Apple doesn't have a good answer for deteriorating and not-that-old iPhone batteries.

When your iPhone battery blows after hundreds of charge cycles, Apple doesn't have very good options to fix it. And rest assured your iPhone will need a battery replacement, most likely within two years.

It's amazing how fast an iPhone battery deteriorates, typically ending up on death row in 18 months or less. Every time you go through a charge cycle, for instance, you'll permanently lose anywhere from 30 seconds to a minute of battery capacity.

Typically, you'll get 250 to 500 charge cycles before a lithium ion battery has outlived its usefulness, says Aaron Vronko, CEO of Raid Repair, which services broken iPods and iPhones and replaces worn-out batteries for $50.

If you're an iPhone addict, an original battery can become unbearable in a matter of months. Six months ago, I took Golfshot GPS app on a test drive at a local course and finished the round with a battery percentage in the low 50s, roughly half my golf score (starting with 100 percent charge). Last weekend, I had to shut down my iPhone on the 14th hole because the iPhone's battery life was at a miserable 11 percent.

An Apple Store manager at a Bay Area location says his iPhone 3GS battery life is down maybe 30 percent since he first got it in June last year. (We chatted about batteries before he sold me a Mophie Juice Pack Air.) The battery would last a day and a half when new; but today, he must charge it every night and maybe a second time during a day of heavy use.

But if you're unhappy with your iPhone's battery life, an Apple Store might not be the best place to take it. Apple doesn't even offer an optional iPhone battery replacement service—only a warranty.

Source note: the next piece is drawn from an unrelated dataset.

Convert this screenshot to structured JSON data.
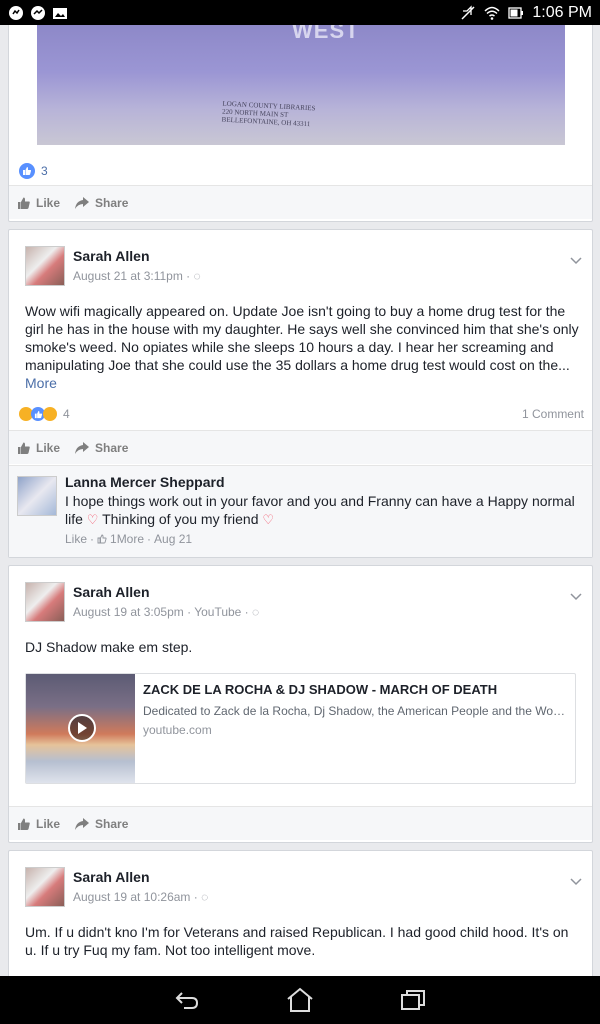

The iPhone comes with a year warranty, so if you're still under warranty you can get your poorly performing iPhone battery tested at the Genius Bar. Just be sure to make an appointment. The Genius Bar will run your iPhone through a software test, which will indicate the number of charge cycles as well as how your battery performance compares to a new iPhone battery.

Here's the rub, though: Apple will replace your iPhone for free if the battery is operating at 50 percent or less of a new iPhone. But if your iPhone is operating at 50 percent within a year, then chances are your iPhone battery was defective in the first place. This actually has nothing to do with the natural deterioration of a lithium ion battery.

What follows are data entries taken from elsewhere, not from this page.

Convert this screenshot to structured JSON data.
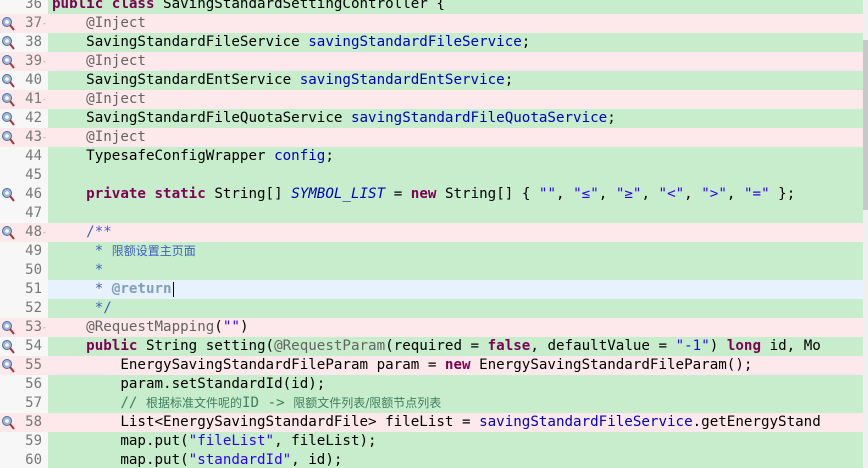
{
  "editor": {
    "title": "SavingStandardSettingController",
    "lines": [
      {
        "n": "36",
        "marker": "",
        "bg": "green",
        "tokens": [
          {
            "t": "kw",
            "v": "public "
          },
          {
            "t": "kw",
            "v": "class "
          },
          {
            "t": "",
            "v": "SavingStandardSettingController {"
          }
        ]
      },
      {
        "n": "37",
        "marker": "bookmark",
        "bg": "pink",
        "fold": "-",
        "tokens": [
          {
            "t": "",
            "v": "    "
          },
          {
            "t": "ann",
            "v": "@Inject"
          }
        ]
      },
      {
        "n": "38",
        "marker": "bookmark",
        "bg": "green",
        "tokens": [
          {
            "t": "",
            "v": "    SavingStandardFileService "
          },
          {
            "t": "fld",
            "v": "savingStandardFileService"
          },
          {
            "t": "",
            "v": ";"
          }
        ]
      },
      {
        "n": "39",
        "marker": "bookmark",
        "bg": "pink",
        "fold": "-",
        "tokens": [
          {
            "t": "",
            "v": "    "
          },
          {
            "t": "ann",
            "v": "@Inject"
          }
        ]
      },
      {
        "n": "40",
        "marker": "bookmark",
        "bg": "green",
        "tokens": [
          {
            "t": "",
            "v": "    SavingStandardEntService "
          },
          {
            "t": "fld",
            "v": "savingStandardEntService"
          },
          {
            "t": "",
            "v": ";"
          }
        ]
      },
      {
        "n": "41",
        "marker": "bookmark",
        "bg": "pink",
        "fold": "-",
        "tokens": [
          {
            "t": "",
            "v": "    "
          },
          {
            "t": "ann",
            "v": "@Inject"
          }
        ]
      },
      {
        "n": "42",
        "marker": "bookmark",
        "bg": "green",
        "tokens": [
          {
            "t": "",
            "v": "    SavingStandardFileQuotaService "
          },
          {
            "t": "fld",
            "v": "savingStandardFileQuotaService"
          },
          {
            "t": "",
            "v": ";"
          }
        ]
      },
      {
        "n": "43",
        "marker": "bookmark",
        "bg": "pink",
        "fold": "-",
        "tokens": [
          {
            "t": "",
            "v": "    "
          },
          {
            "t": "ann",
            "v": "@Inject"
          }
        ]
      },
      {
        "n": "44",
        "marker": "",
        "bg": "green",
        "tokens": [
          {
            "t": "",
            "v": "    TypesafeConfigWrapper "
          },
          {
            "t": "fld",
            "v": "config"
          },
          {
            "t": "",
            "v": ";"
          }
        ]
      },
      {
        "n": "45",
        "marker": "",
        "bg": "green",
        "tokens": []
      },
      {
        "n": "46",
        "marker": "bookmark",
        "bg": "green",
        "tokens": [
          {
            "t": "",
            "v": "    "
          },
          {
            "t": "kw",
            "v": "private "
          },
          {
            "t": "kw",
            "v": "static "
          },
          {
            "t": "",
            "v": "String[] "
          },
          {
            "t": "sfld",
            "v": "SYMBOL_LIST"
          },
          {
            "t": "",
            "v": " = "
          },
          {
            "t": "kw",
            "v": "new "
          },
          {
            "t": "",
            "v": "String[] { "
          },
          {
            "t": "str",
            "v": "\"\""
          },
          {
            "t": "",
            "v": ", "
          },
          {
            "t": "str",
            "v": "\"≤\""
          },
          {
            "t": "",
            "v": ", "
          },
          {
            "t": "str",
            "v": "\"≥\""
          },
          {
            "t": "",
            "v": ", "
          },
          {
            "t": "str",
            "v": "\"<\""
          },
          {
            "t": "",
            "v": ", "
          },
          {
            "t": "str",
            "v": "\">\""
          },
          {
            "t": "",
            "v": ", "
          },
          {
            "t": "str",
            "v": "\"=\""
          },
          {
            "t": "",
            "v": " };"
          }
        ]
      },
      {
        "n": "47",
        "marker": "",
        "bg": "green",
        "tokens": []
      },
      {
        "n": "48",
        "marker": "bookmark",
        "bg": "pink",
        "fold": "-",
        "tokens": [
          {
            "t": "",
            "v": "    "
          },
          {
            "t": "cmt",
            "v": "/**"
          }
        ]
      },
      {
        "n": "49",
        "marker": "",
        "bg": "green",
        "tokens": [
          {
            "t": "cmt",
            "v": "     * "
          },
          {
            "t": "cmt cmt-cjk",
            "v": "限额设置主页面"
          }
        ]
      },
      {
        "n": "50",
        "marker": "",
        "bg": "green",
        "tokens": [
          {
            "t": "cmt",
            "v": "     *"
          }
        ]
      },
      {
        "n": "51",
        "marker": "",
        "bg": "current",
        "caret": true,
        "tokens": [
          {
            "t": "cmt",
            "v": "     * "
          },
          {
            "t": "tag",
            "v": "@return"
          }
        ]
      },
      {
        "n": "52",
        "marker": "",
        "bg": "green",
        "tokens": [
          {
            "t": "cmt",
            "v": "     */"
          }
        ]
      },
      {
        "n": "53",
        "marker": "bookmark",
        "bg": "pink",
        "fold": "-",
        "tokens": [
          {
            "t": "",
            "v": "    "
          },
          {
            "t": "ann",
            "v": "@RequestMapping"
          },
          {
            "t": "",
            "v": "("
          },
          {
            "t": "str",
            "v": "\"\""
          },
          {
            "t": "",
            "v": ")"
          }
        ]
      },
      {
        "n": "54",
        "marker": "bookmark",
        "bg": "green",
        "tokens": [
          {
            "t": "",
            "v": "    "
          },
          {
            "t": "kw",
            "v": "public "
          },
          {
            "t": "",
            "v": "String setting("
          },
          {
            "t": "ann",
            "v": "@RequestParam"
          },
          {
            "t": "",
            "v": "(required = "
          },
          {
            "t": "kw",
            "v": "false"
          },
          {
            "t": "",
            "v": ", defaultValue = "
          },
          {
            "t": "str",
            "v": "\"-1\""
          },
          {
            "t": "",
            "v": ") "
          },
          {
            "t": "kw",
            "v": "long "
          },
          {
            "t": "",
            "v": "id, Mo"
          }
        ]
      },
      {
        "n": "55",
        "marker": "bookmark",
        "bg": "pink",
        "tokens": [
          {
            "t": "",
            "v": "        EnergySavingStandardFileParam param = "
          },
          {
            "t": "kw",
            "v": "new "
          },
          {
            "t": "",
            "v": "EnergySavingStandardFileParam();"
          }
        ]
      },
      {
        "n": "56",
        "marker": "",
        "bg": "green",
        "tokens": [
          {
            "t": "",
            "v": "        param.setStandardId(id);"
          }
        ]
      },
      {
        "n": "57",
        "marker": "",
        "bg": "green",
        "tokens": [
          {
            "t": "lcmt",
            "v": "        // "
          },
          {
            "t": "lcmt cmt-cjk",
            "v": "根据标准文件呢的"
          },
          {
            "t": "lcmt",
            "v": "ID -> "
          },
          {
            "t": "lcmt cmt-cjk",
            "v": "限额文件列表/限额节点列表"
          }
        ]
      },
      {
        "n": "58",
        "marker": "bookmark",
        "bg": "pink",
        "tokens": [
          {
            "t": "",
            "v": "        List<EnergySavingStandardFile> fileList = "
          },
          {
            "t": "fld",
            "v": "savingStandardFileService"
          },
          {
            "t": "",
            "v": ".getEnergyStand"
          }
        ]
      },
      {
        "n": "59",
        "marker": "",
        "bg": "green",
        "tokens": [
          {
            "t": "",
            "v": "        map.put("
          },
          {
            "t": "str",
            "v": "\"fileList\""
          },
          {
            "t": "",
            "v": ", fileList);"
          }
        ]
      },
      {
        "n": "60",
        "marker": "",
        "bg": "green",
        "tokens": [
          {
            "t": "",
            "v": "        map.put("
          },
          {
            "t": "str",
            "v": "\"standardId\""
          },
          {
            "t": "",
            "v": ", id);"
          }
        ]
      }
    ]
  },
  "colors": {
    "keyword": "#7f0055",
    "string": "#2a00ff",
    "field": "#0000c0",
    "javadoc": "#3f5fbf",
    "line_comment": "#3f7f5f",
    "annotation": "#646464",
    "pink_highlight": "#fde9ec",
    "green_highlight": "#c7edcc",
    "current_line": "#e8f2fe"
  }
}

You could purchase Apple Care for $70, which extends your warranty another year. But you'll need to buy Apple Care before your warranty expires. Since iPhone batteries need to be replaced every 18 months on average, Apple Care covers this time frame.The problem with this route, however, is that your iPhone battery must hit 50 percent or less of a new iPhone before Apple replaces it—and there's no guarantee that your iPhone battery capacity will have degraded this much by its second year.

Besides, would you want an iPhone with almost half battery degradation? Sure, Apple Care covers more than just batteries gone bad, but as a de facto battery replacement service, it's not a good bet.

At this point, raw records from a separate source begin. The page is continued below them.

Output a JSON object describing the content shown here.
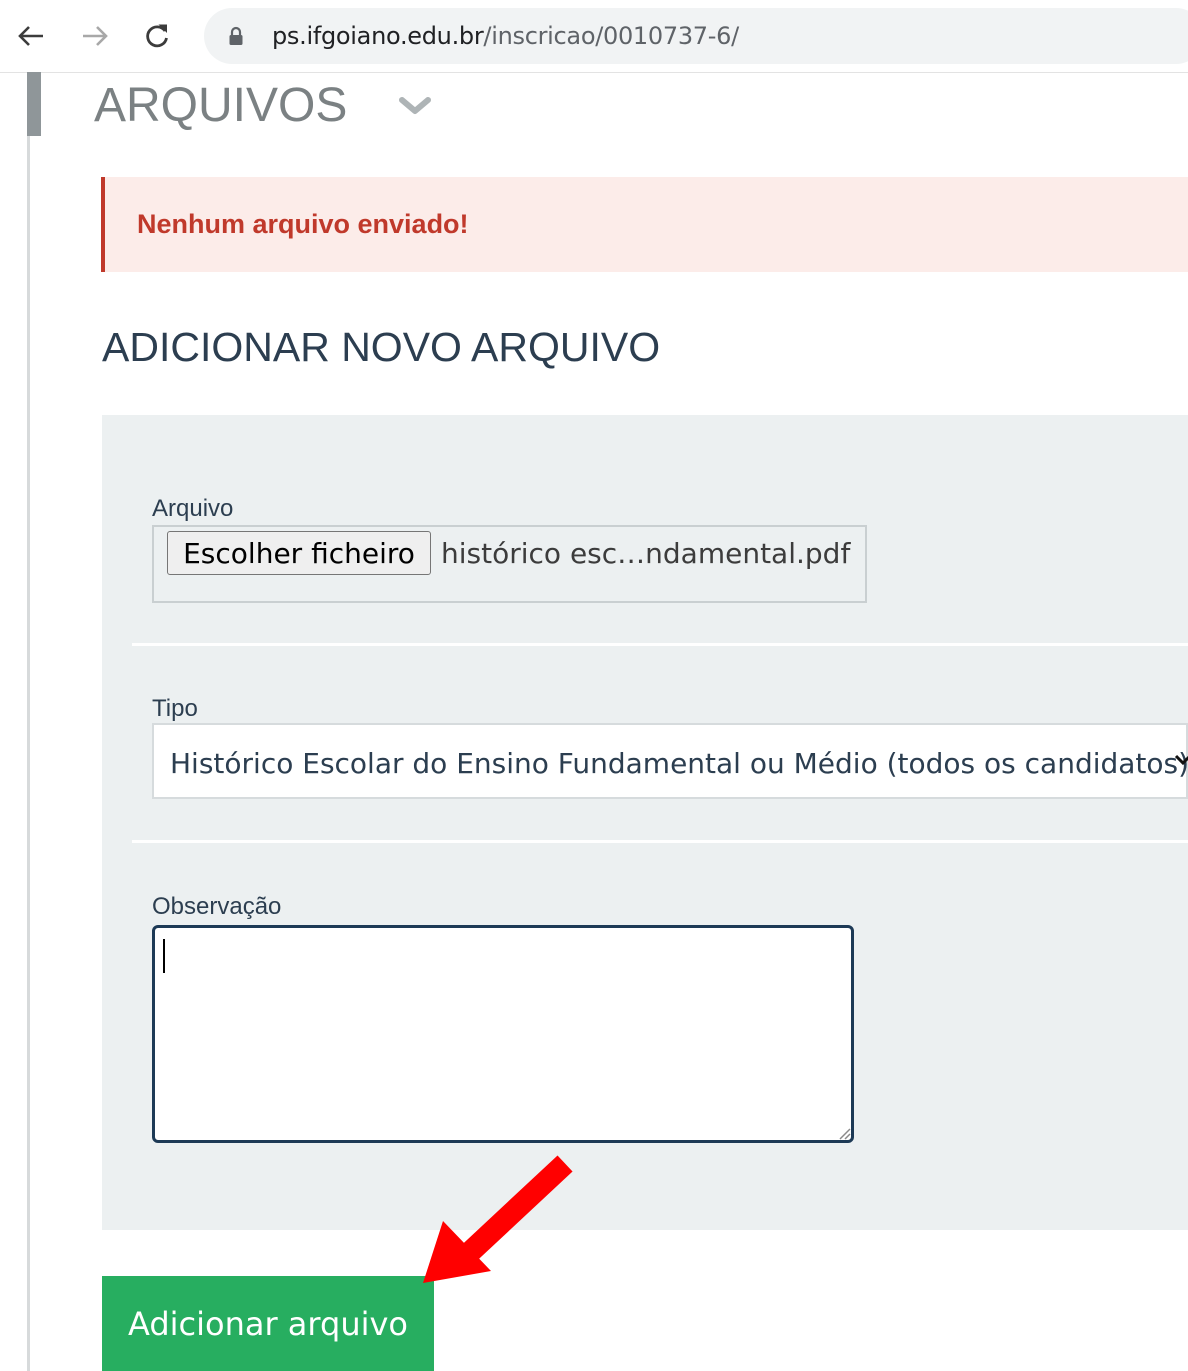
{
  "browser": {
    "url_host": "ps.ifgoiano.edu.br",
    "url_path": "/inscricao/0010737-6/",
    "icons": [
      "back-arrow-icon",
      "forward-arrow-icon",
      "reload-icon",
      "lock-icon"
    ]
  },
  "section": {
    "title": "ARQUIVOS",
    "toggle_icon": "chevron-down-icon"
  },
  "alert": {
    "message": "Nenhum arquivo enviado!",
    "color": "#c0392b",
    "background": "#fcece9"
  },
  "add_form": {
    "title": "ADICIONAR NOVO ARQUIVO",
    "file_label": "Arquivo",
    "file_button_label": "Escolher ficheiro",
    "file_name": "histórico esc…ndamental.pdf",
    "type_label": "Tipo",
    "type_selected": "Histórico Escolar do Ensino Fundamental ou Médio (todos os candidatos)",
    "note_label": "Observação",
    "note_value": "",
    "submit_label": "Adicionar arquivo",
    "submit_color": "#27ae60"
  },
  "annotation": {
    "arrow_color": "#ff0000",
    "arrow_icon": "red-arrow-icon"
  }
}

The better option is to take your iPhone to a third-party service provider like Rapid Repair when you feel you need more juice. "Just make sure the provider is Apple authorized so as not to void your warranty," the Apple Store manager said.

Lastly, be selective when choosing a service provider or battery vendor.

One reader commented: "I ordered a replacement battery online ($4.99) and it arrived from Hong Kong several days later. Took me about 20 minutes to replace the battery. It's not that hard. Problem is, the 'new' battery was worse than the old battery!"